Resposta pessoal do aluno.
b) O que o título sugeriu a você sobre o desdobramento do conto? Essa sugestão se confirmou após a leitura?
Resposta pessoal do aluno.
03 – Releia o trecho:
Só
agora, depois de cego, verificara a sensibilidade da audição, e as suas
relações com a alma, através do cérebro. Os passos de um estranho são
inteiramente diversos daqueles de uma pessoa a quem se conhece. Cada criatura
humana pisa de um modo.
CAMPOS, Humberto de
et al. Histórias para não dormir: dez contos de terror. São Paulo: Ática, 2009.
p. 92.
a) Após ler o trecho e o boxe sobre discurso indireto livre, transcreva em seu caderno o fragmento desse trecho que apresenta discurso indireto livre.
O fragmento é “Os passos de um estranho são inteiramente diversos
daqueles de uma pessoa a quem se conhece. Cada criatura humana pisa de um
modo”.
b) Justifique sua resposta.
Não é possível saber se esse fragmento foi dito pelo personagem ou
pelo narrador. Pode tanto ser um pensamento do personagem exemplificando sua
audição aguçada quanto um comentário do narrador. Essa incerteza se deve à
ausência de aspas, verbos como pensou,
refletiu e marcas de 1ª pessoa.
Trata-se, portanto, de um exemplo de discurso indireto livre.
04 – Releia esta frase do
conto e responda:
O
santo estava tão seguro do seu prestígio que se ia embora sem esperar pela
verificação do milagre.
CAMPOS, Humberto de
et al. Histórias para não dormir: dez contos de terror. São Paulo: Ática, 2009.
p. 94.
a) A que se referem as palavras santo e milagre?
A palavra santo refere-se
ao doutor alemão e milagre refere-se
ao método cirúrgico inovador criado por ele.

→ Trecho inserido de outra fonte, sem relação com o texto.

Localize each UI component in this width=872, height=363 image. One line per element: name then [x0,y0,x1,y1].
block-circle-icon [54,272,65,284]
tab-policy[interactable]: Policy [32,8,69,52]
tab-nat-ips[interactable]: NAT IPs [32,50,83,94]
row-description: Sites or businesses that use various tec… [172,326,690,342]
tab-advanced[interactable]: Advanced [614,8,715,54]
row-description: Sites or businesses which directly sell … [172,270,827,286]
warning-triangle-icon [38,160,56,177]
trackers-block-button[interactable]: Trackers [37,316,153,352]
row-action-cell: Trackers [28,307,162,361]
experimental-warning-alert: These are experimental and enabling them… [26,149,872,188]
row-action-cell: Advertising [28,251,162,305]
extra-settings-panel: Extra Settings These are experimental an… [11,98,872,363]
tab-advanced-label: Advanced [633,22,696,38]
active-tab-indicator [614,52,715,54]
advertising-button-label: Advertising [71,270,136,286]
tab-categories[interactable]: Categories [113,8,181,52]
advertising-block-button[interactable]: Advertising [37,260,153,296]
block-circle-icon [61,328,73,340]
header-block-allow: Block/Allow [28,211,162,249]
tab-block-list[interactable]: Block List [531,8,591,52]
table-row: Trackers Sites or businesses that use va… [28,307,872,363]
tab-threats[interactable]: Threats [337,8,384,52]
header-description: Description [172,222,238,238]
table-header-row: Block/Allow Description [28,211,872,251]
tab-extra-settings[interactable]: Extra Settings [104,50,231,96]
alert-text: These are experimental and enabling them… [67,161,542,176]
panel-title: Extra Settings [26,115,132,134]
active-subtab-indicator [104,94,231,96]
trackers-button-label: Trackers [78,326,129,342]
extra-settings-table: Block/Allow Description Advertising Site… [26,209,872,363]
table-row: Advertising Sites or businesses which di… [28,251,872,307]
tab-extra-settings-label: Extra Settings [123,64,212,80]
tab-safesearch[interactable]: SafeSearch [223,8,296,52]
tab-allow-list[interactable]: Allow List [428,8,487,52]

b) Considerando o contexto, explique o emprego dessas palavras.
O método cirúrgico que promete restabelecer a visão de pessoas que
romperam o nervo ótico é considerado, pelo narrador (talvez em tom irônico) um
milagre. E como o autor do método (milagre) é o médico alemão, ele é
considerado santo, afinal acredita-se que santos fazem milagres.
05 – Um dos recursos usados
no texto para criar a atmosfera de terror é a figura de linguagem chamada comparação.
a) Identifique no texto três exemplos de comparação que contribuem para criar essa atmosfera e transcreva-os.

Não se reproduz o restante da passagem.